For these reasons, upon reconsideration of our language in D.03-01-061, we will alter our conclusions in D.06-01-006 regarding the correct interpretation of the earlier decision. We find that NextG's interpretation of D.03-01-061, that we authorized it to place antennas and microcells on utility poles and in public rights-of-way, is reasonable. Because we find that we authorized NextG's proposal in 2003, and at that time concluded there was no need for environmental review of the limited actions NextG planned, we will delete the portions of D.06-01-006 purporting to provide this authority and evaluating the need for environmental review. Moreover, since we concluded there was no potential for environmental impact from NextG's proposed facilities in our 2003 decision, we decline to further discuss CCSF's contentions regarding the possible environmental harm of NextG's equipment placement at this time.5

We further note that we have a proceeding that is currently pending concerning our CEQA policies for telecommunications utilities. (Rulemaking on Application of CEQA to Telecommunication Utilities, R.00-02-003, "rulemaking.") The issue of the regulatory treatment of utilities' placement of equipment "in or on" existing structures is being considered in that proceeding on a broader scale. Both NextG and CCSF should be aware that the final order we issue in the rulemaking may supersede the terms of NextG's CPCN as we have interpreted them in today's decision.

Finally, CCSF also argues that D.06-01-006 modifies D.03-01-061 without adequate notice and opportunity to be heard and made a CEQA finding without evidence to support it and without notice such finding would be made in an adjudicatory docket. As discussed above, as modified by our decision today, D.06-01-006 does not make any new CEQA finding. We clarify, but do not modify, D.03-01-061, and CCSF's allegations of error are unsupported and without merit.

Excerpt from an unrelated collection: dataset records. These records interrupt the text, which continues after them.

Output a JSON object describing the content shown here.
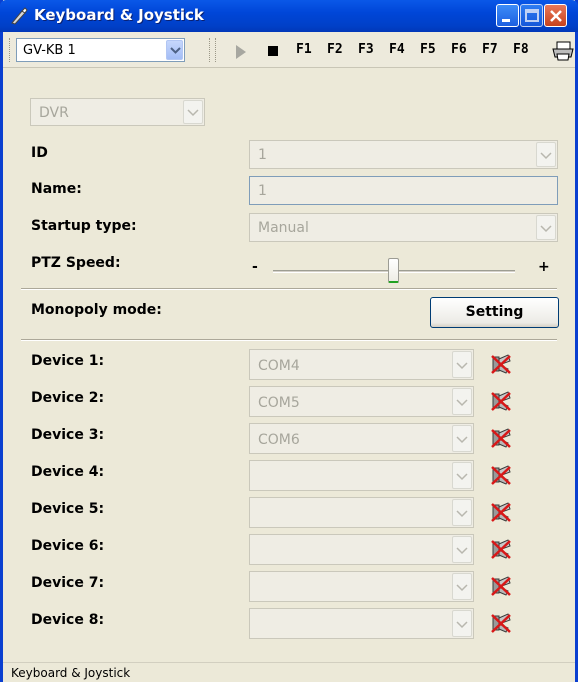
{
  "window": {
    "title": "Keyboard & Joystick"
  },
  "toolbar": {
    "selector_value": "GV-KB 1",
    "fkeys": [
      "F1",
      "F2",
      "F3",
      "F4",
      "F5",
      "F6",
      "F7",
      "F8"
    ]
  },
  "panel": {
    "type_value": "DVR",
    "id_label": "ID",
    "id_value": "1",
    "name_label": "Name:",
    "name_value": "1",
    "startup_label": "Startup type:",
    "startup_value": "Manual",
    "ptz_label": "PTZ Speed:",
    "ptz_minus": "-",
    "ptz_plus": "+",
    "ptz_level": 0.5,
    "monopoly_label": "Monopoly mode:",
    "setting_button": "Setting",
    "devices": [
      {
        "label": "Device 1:",
        "value": "COM4"
      },
      {
        "label": "Device 2:",
        "value": "COM5"
      },
      {
        "label": "Device 3:",
        "value": "COM6"
      },
      {
        "label": "Device 4:",
        "value": ""
      },
      {
        "label": "Device 5:",
        "value": ""
      },
      {
        "label": "Device 6:",
        "value": ""
      },
      {
        "label": "Device 7:",
        "value": ""
      },
      {
        "label": "Device 8:",
        "value": ""
      }
    ]
  },
  "status_bar": {
    "text": "Keyboard & Joystick"
  },
  "colors": {
    "titlebar": "#0046D8",
    "face": "#ECE9D8",
    "close": "#C8421C"
  }
}
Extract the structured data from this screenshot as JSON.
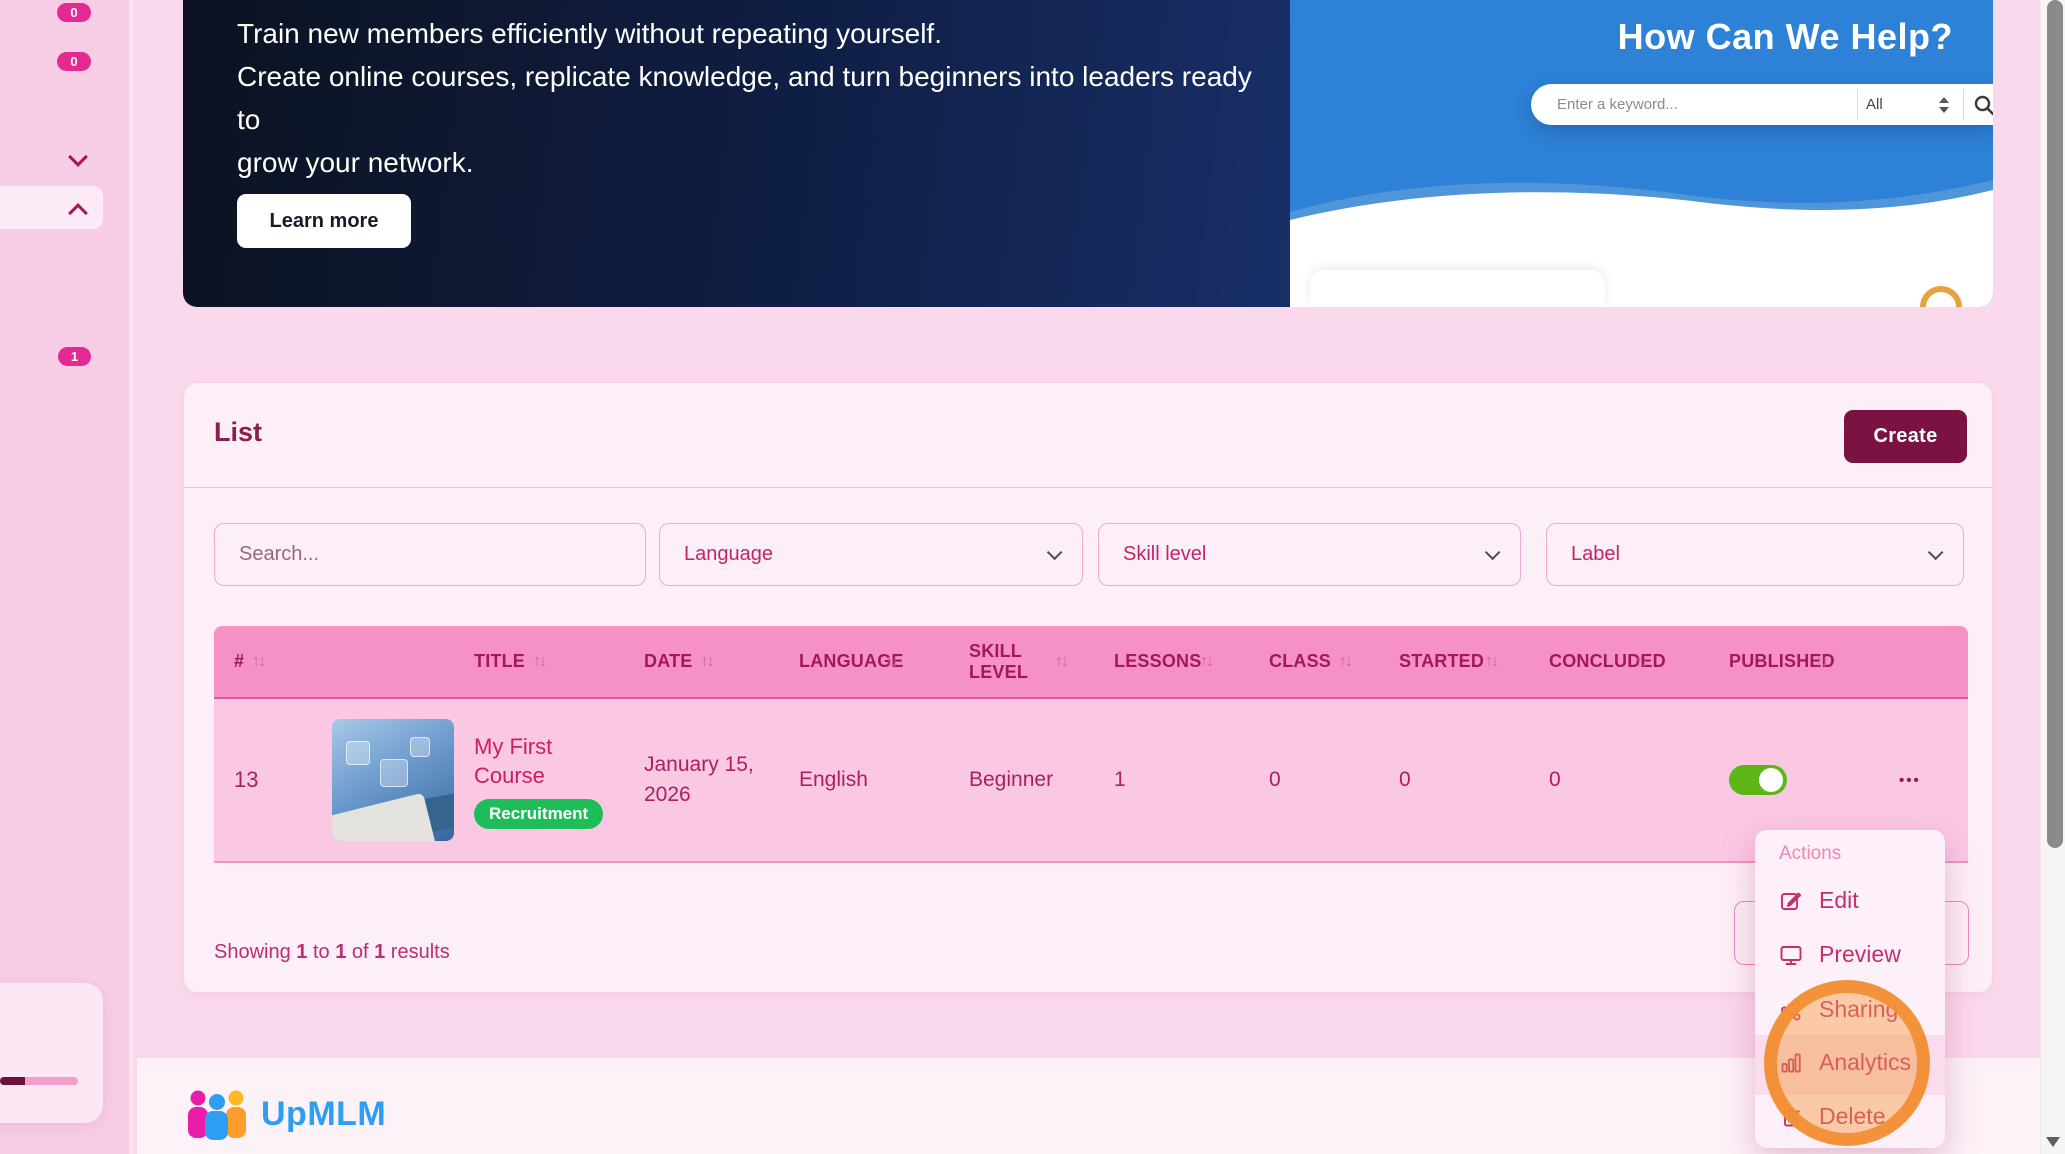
{
  "colors": {
    "accent_wine": "#7a1342",
    "sidebar_badge_pink": "#e42a92",
    "toggle_on_green": "#5cb617",
    "label_badge_green": "#1fbd5a",
    "brand_blue": "#2d9ef2",
    "help_panel_blue": "#2d81d6",
    "annotation_orange": "#f28f35"
  },
  "sidebar": {
    "badge_top": "0",
    "badge_second": "0",
    "badge_lower": "1"
  },
  "banner": {
    "line1": "Train new members efficiently without repeating yourself.",
    "line2": "Create online courses, replicate knowledge, and turn beginners into leaders ready to",
    "line3": "grow your network.",
    "learn_more_label": "Learn more",
    "help": {
      "title": "How Can We Help?",
      "search_placeholder": "Enter a keyword...",
      "filter_value": "All"
    }
  },
  "list_card": {
    "title": "List",
    "create_label": "Create",
    "filters": {
      "search_placeholder": "Search...",
      "language_label": "Language",
      "skill_level_label": "Skill level",
      "label_label": "Label"
    },
    "table": {
      "columns": [
        "#",
        "TITLE",
        "DATE",
        "LANGUAGE",
        "SKILL LEVEL",
        "LESSONS",
        "CLASS",
        "STARTED",
        "CONCLUDED",
        "PUBLISHED"
      ],
      "row": {
        "id": "13",
        "title": "My First Course",
        "label_badge": "Recruitment",
        "date": "January 15, 2026",
        "language": "English",
        "skill_level": "Beginner",
        "lessons": "1",
        "class": "0",
        "started": "0",
        "concluded": "0",
        "published_on": true
      }
    },
    "results": {
      "prefix": "Showing ",
      "from": "1",
      "mid1": " to ",
      "to": "1",
      "mid2": " of ",
      "total": "1",
      "suffix": " results"
    }
  },
  "actions_menu": {
    "title": "Actions",
    "items": [
      {
        "label": "Edit",
        "icon": "edit-icon"
      },
      {
        "label": "Preview",
        "icon": "preview-icon"
      },
      {
        "label": "Sharing",
        "icon": "sharing-icon"
      },
      {
        "label": "Analytics",
        "icon": "analytics-icon"
      },
      {
        "label": "Delete",
        "icon": "delete-icon"
      }
    ]
  },
  "footer": {
    "brand": "UpMLM"
  },
  "icons": {
    "sort": "↑↓",
    "ellipsis": "•••"
  }
}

1 All statutory references are to the Public Utilities Code unless otherwise indicated.

2 The parties agreed by stipulation, D.03-01-061 authorized NextG "to operate as a limited facilities-based and resale provider of competitive local exchange services, and interexchange services...." (D.03-01-061 at p. 7, Ordering Paragraph No. 1.) D.03-01-061 also authorizes NextG "to provide local exchange service in the service territories of Pacific Bell Telephone Company, Verizon California Inc., Roseville Telephone Company, and Citizens Telecommunications Company of California, Inc." (Id., Ordering Paragraph No. 2.) Consequently, NextG was required to file tariff schedules for CLC and IEC services.

3 Section 1705 requires the Commission to issue a decision that contains "separately stated, findings of fact and conclusions of law ... on all issues material to the order or decision."

4 CCSF is mistaken in its contention that we concluded that NextG's project was "categorically exempt" from CEQA (CCSF application for rehearing at pages 6-9) at any time. Categorical exemptions are a term of art pursuant to CEQA and the Commission never determined that NextG's placement and construction fit within any CEQA categorical exemption. Rather, the Commission concluded it could be seen with certainty that the particular proposals in NextG's application would not result in a significant environmental impact.

5 We note that CCSF has identified no new circumstances or particular environmental impact that was mistakenly overlooked. Rather CCSF is solely challenging the conclusions in D.03-01-061, as we interpret that decision. The time for contributing to, or challenging that decision is long past. In the event CCSF had information regarding changed circumstances, or a specific environmental concern, it would be able to bring that to our attention as a complaint pursuant to section 762, et al. This complaint route should be reserved for exceptional circumstances, however.